Within seconds, their conversation is drowned out by a subway train that races 4 feet from the only window.


“How often does that train go by?” Jake asks his brother.


“So often you hardly even notice.”


With this intro, I breach the subject of body odor.


To be clear, I am not passing judgment here. Part of the purpose of my blog is to share what we experience here. I have attempted to share some of the unique sights, from colorful dresses to bicycle usage to baby conveyance. I have shared some of the sounds, including the chewing of wildebeests and gorillas. I even talked a bit about taste (remember the banana beer).


But any report on Africa would be incomplete without a discussion of smells.


We Americans are perhaps the most washed people in the world.
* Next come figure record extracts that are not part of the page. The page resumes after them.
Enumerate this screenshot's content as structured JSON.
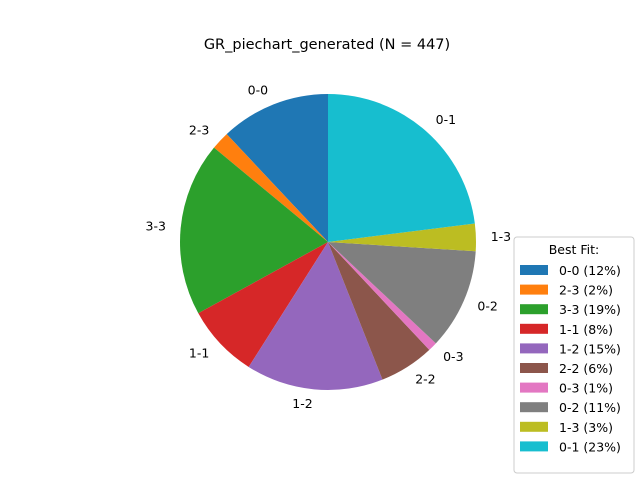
{
  "chart_data": {
    "type": "pie",
    "title": "GR_piechart_generated (N = 447)",
    "legend_title": "Best Fit:",
    "legend_position": "lower-right",
    "slices": [
      {
        "label": "0-0",
        "legend": "0-0 (12%)",
        "value": 12,
        "color": "#1f77b4"
      },
      {
        "label": "2-3",
        "legend": "2-3 (2%)",
        "value": 2,
        "color": "#ff7f0e"
      },
      {
        "label": "3-3",
        "legend": "3-3 (19%)",
        "value": 19,
        "color": "#2ca02c"
      },
      {
        "label": "1-1",
        "legend": "1-1 (8%)",
        "value": 8,
        "color": "#d62728"
      },
      {
        "label": "1-2",
        "legend": "1-2 (15%)",
        "value": 15,
        "color": "#9467bd"
      },
      {
        "label": "2-2",
        "legend": "2-2 (6%)",
        "value": 6,
        "color": "#8c564b"
      },
      {
        "label": "0-3",
        "legend": "0-3 (1%)",
        "value": 1,
        "color": "#e377c2"
      },
      {
        "label": "0-2",
        "legend": "0-2 (11%)",
        "value": 11,
        "color": "#7f7f7f"
      },
      {
        "label": "1-3",
        "legend": "1-3 (3%)",
        "value": 3,
        "color": "#bcbd22"
      },
      {
        "label": "0-1",
        "legend": "0-1 (23%)",
        "value": 23,
        "color": "#17becf"
      }
    ]
  }
}
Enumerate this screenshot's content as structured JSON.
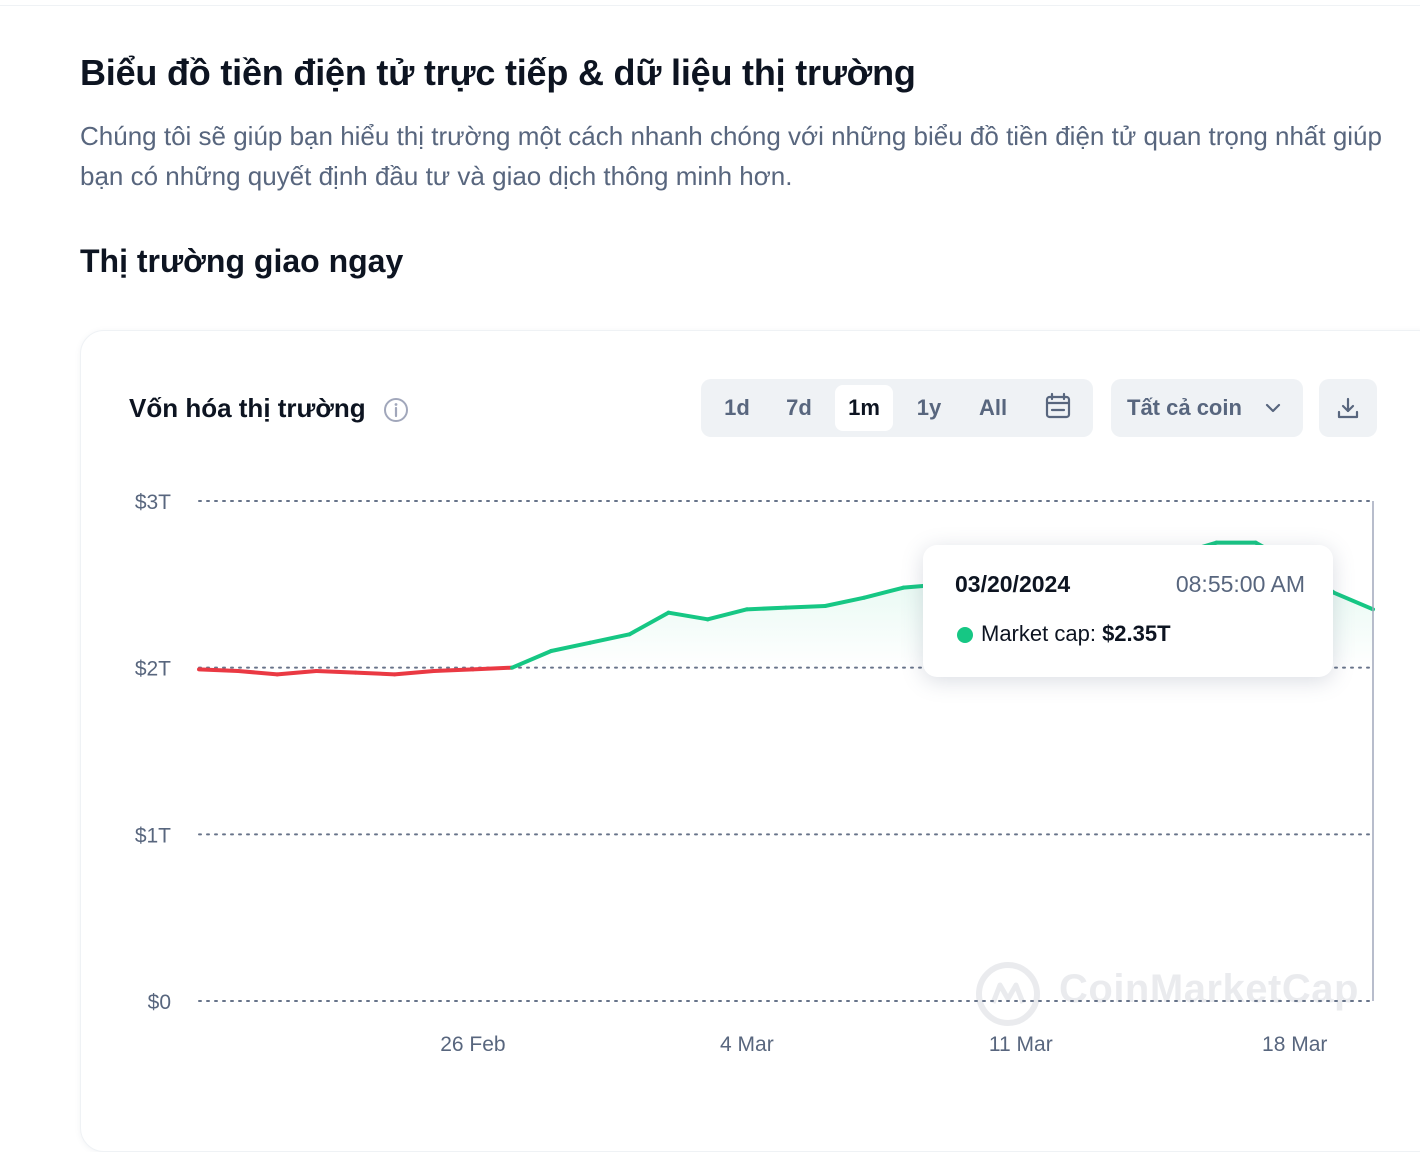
{
  "header": {
    "title": "Biểu đồ tiền điện tử trực tiếp & dữ liệu thị trường",
    "description": "Chúng tôi sẽ giúp bạn hiểu thị trường một cách nhanh chóng với những biểu đồ tiền điện tử quan trọng nhất giúp bạn có những quyết định đầu tư và giao dịch thông minh hơn."
  },
  "section": {
    "title": "Thị trường giao ngay"
  },
  "card": {
    "title": "Vốn hóa thị trường",
    "info_icon": "info-icon",
    "range_tabs": [
      {
        "label": "1d",
        "active": false
      },
      {
        "label": "7d",
        "active": false
      },
      {
        "label": "1m",
        "active": true
      },
      {
        "label": "1y",
        "active": false
      },
      {
        "label": "All",
        "active": false
      }
    ],
    "calendar_icon": "calendar-icon",
    "coin_select": {
      "value": "Tất cả coin",
      "icon": "chevron-down-icon"
    },
    "download_icon": "download-icon"
  },
  "tooltip": {
    "date": "03/20/2024",
    "time": "08:55:00 AM",
    "label": "Market cap:",
    "value": "$2.35T",
    "dot_color": "#16c784"
  },
  "watermark": {
    "text": "CoinMarketCap"
  },
  "colors": {
    "up": "#16c784",
    "down": "#ea3943",
    "grid": "#58667e",
    "axis_text": "#58667e"
  },
  "chart_data": {
    "type": "line",
    "title": "Vốn hóa thị trường",
    "series": [
      {
        "values": [
          [
            "2024-02-19",
            1.99
          ],
          [
            "2024-02-20",
            1.98
          ],
          [
            "2024-02-21",
            1.96
          ],
          [
            "2024-02-22",
            1.98
          ],
          [
            "2024-02-23",
            1.97
          ],
          [
            "2024-02-24",
            1.96
          ],
          [
            "2024-02-25",
            1.98
          ],
          [
            "2024-02-26",
            1.99
          ],
          [
            "2024-02-27",
            2.0
          ],
          [
            "2024-02-28",
            2.1
          ],
          [
            "2024-02-29",
            2.15
          ],
          [
            "2024-03-01",
            2.2
          ],
          [
            "2024-03-02",
            2.33
          ],
          [
            "2024-03-03",
            2.29
          ],
          [
            "2024-03-04",
            2.35
          ],
          [
            "2024-03-05",
            2.36
          ],
          [
            "2024-03-06",
            2.37
          ],
          [
            "2024-03-07",
            2.42
          ],
          [
            "2024-03-08",
            2.48
          ],
          [
            "2024-03-09",
            2.5
          ],
          [
            "2024-03-10",
            2.34
          ],
          [
            "2024-03-11",
            2.53
          ],
          [
            "2024-03-12",
            2.55
          ],
          [
            "2024-03-13",
            2.58
          ],
          [
            "2024-03-14",
            2.62
          ],
          [
            "2024-03-15",
            2.68
          ],
          [
            "2024-03-16",
            2.75
          ],
          [
            "2024-03-17",
            2.75
          ],
          [
            "2024-03-18",
            2.62
          ],
          [
            "2024-03-19",
            2.45
          ],
          [
            "2024-03-20",
            2.35
          ]
        ]
      }
    ],
    "baseline": 2.0,
    "y_ticks": [
      "$0",
      "$1T",
      "$2T",
      "$3T"
    ],
    "y_tick_values": [
      0,
      1,
      2,
      3
    ],
    "ylim": [
      0,
      3
    ],
    "x_ticks": [
      {
        "label": "26 Feb",
        "date": "2024-02-26"
      },
      {
        "label": "4 Mar",
        "date": "2024-03-04"
      },
      {
        "label": "11 Mar",
        "date": "2024-03-11"
      },
      {
        "label": "18 Mar",
        "date": "2024-03-18"
      }
    ],
    "xlim": [
      "2024-02-19",
      "2024-03-20"
    ],
    "grid": true,
    "grid_style": "dotted",
    "hover_date": "2024-03-20"
  }
}
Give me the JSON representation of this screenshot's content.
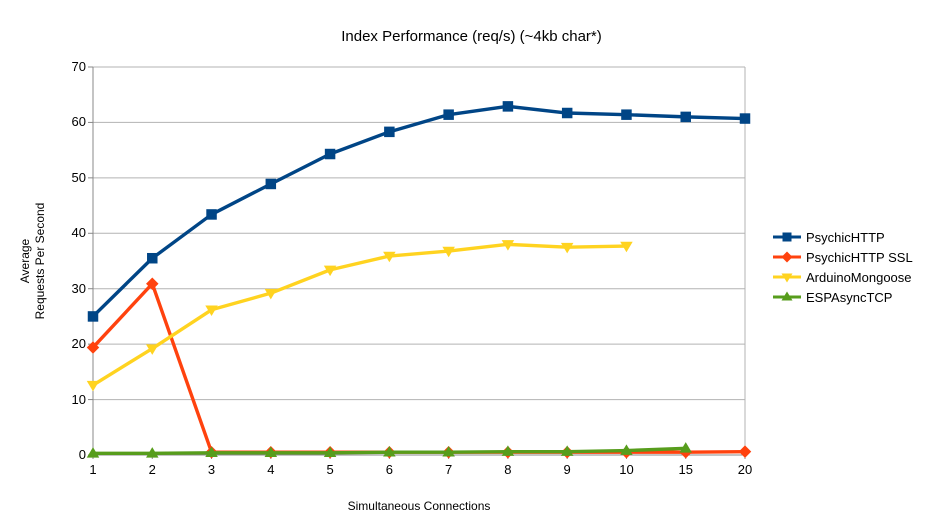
{
  "chart_data": {
    "type": "line",
    "title": "Index Performance (req/s) (~4kb char*)",
    "xlabel": "Simultaneous Connections",
    "ylabel_lines": [
      "Average",
      "Requests Per Second"
    ],
    "categories": [
      "1",
      "2",
      "3",
      "4",
      "5",
      "6",
      "7",
      "8",
      "9",
      "10",
      "15",
      "20"
    ],
    "y_ticks": [
      0,
      10,
      20,
      30,
      40,
      50,
      60,
      70
    ],
    "ylim": [
      0,
      70
    ],
    "grid": "horizontal",
    "legend_position": "right",
    "grid_color": "#b3b3b3",
    "axis_color": "#888888",
    "series": [
      {
        "name": "PsychicHTTP",
        "color": "#004586",
        "marker": "square",
        "values": [
          25.0,
          35.5,
          43.4,
          48.9,
          54.3,
          58.3,
          61.4,
          62.9,
          61.7,
          61.4,
          61.0,
          60.7
        ]
      },
      {
        "name": "PsychicHTTP SSL",
        "color": "#FF420E",
        "marker": "diamond",
        "values": [
          19.4,
          30.9,
          0.5,
          0.5,
          0.5,
          0.5,
          0.5,
          0.5,
          0.5,
          0.5,
          0.5,
          0.6
        ]
      },
      {
        "name": "ArduinoMongoose",
        "color": "#FFD320",
        "marker": "triangle-down",
        "values": [
          12.6,
          19.2,
          26.2,
          29.2,
          33.4,
          35.9,
          36.8,
          38.0,
          37.5,
          37.7,
          null,
          null
        ]
      },
      {
        "name": "ESPAsyncTCP",
        "color": "#579D1C",
        "marker": "triangle-up",
        "values": [
          0.3,
          0.3,
          0.4,
          0.4,
          0.4,
          0.5,
          0.5,
          0.6,
          0.6,
          0.8,
          1.2,
          null
        ]
      }
    ]
  }
}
We deodorize like our lives depend on them. The rest of the world is not this way. The French and Germans shower less often and often do not bother with deodorants. In China, a chef explained it this way:


“In China, we go to the market every day and shower once a week. In America, you shower every day and go to the market once a week.”


We might hear this and think, “wow, they do not shower enough”. He had the exact opposite view. He wanted to stress that they insist on fresh food while we accept inferior flavor.


In Africa, water is staggeringly precious. A shower is a huge luxury. In fact, Mandy’s orphanage has two showers (one for boys and one for girls) and it is perhaps the one thing the children are the most excited about.


As a result, bathing and showering is understandably less frequent. A typical rural Rwandan will bathe once a week.


In the cities, showers are far more frequent, often happening daily.


The government is encouraging more frequent cleaning for public health reasons.


So the difference in smells is less a function of hygiene and more a function of attitude toward body smells. Years of enthusiastic advertising by Proctor and Gamble, Colgate-Palmolive and Unilever have made the US the most smell-averse nation in the world. I am not saying this is good or bad, just different. But it is relevant to Team Baskin because we have grown up unaccustomed to smelling other people.


Our sensitivities, however, are not shared here. As a result, whenever we go on walking tours, we take note of the prevailing wind and position ourselves accordingly. On more than one occasion, I realized someone was around a corner before I actually saw him.


Oddly, our sensitivities make me feel a little weak or spoiled. I am the pampered westerner. A typical African can walk around and enjoy a group meeting, a parade or a crowded street. We, on the other hand, need to make adjustments to fully enjoy all the aspects of the culture.


We are just like Jake Blues and the train outside the window. I suspect if we were here for a while, we would adjust – we would smell it so often we would hardly even notice.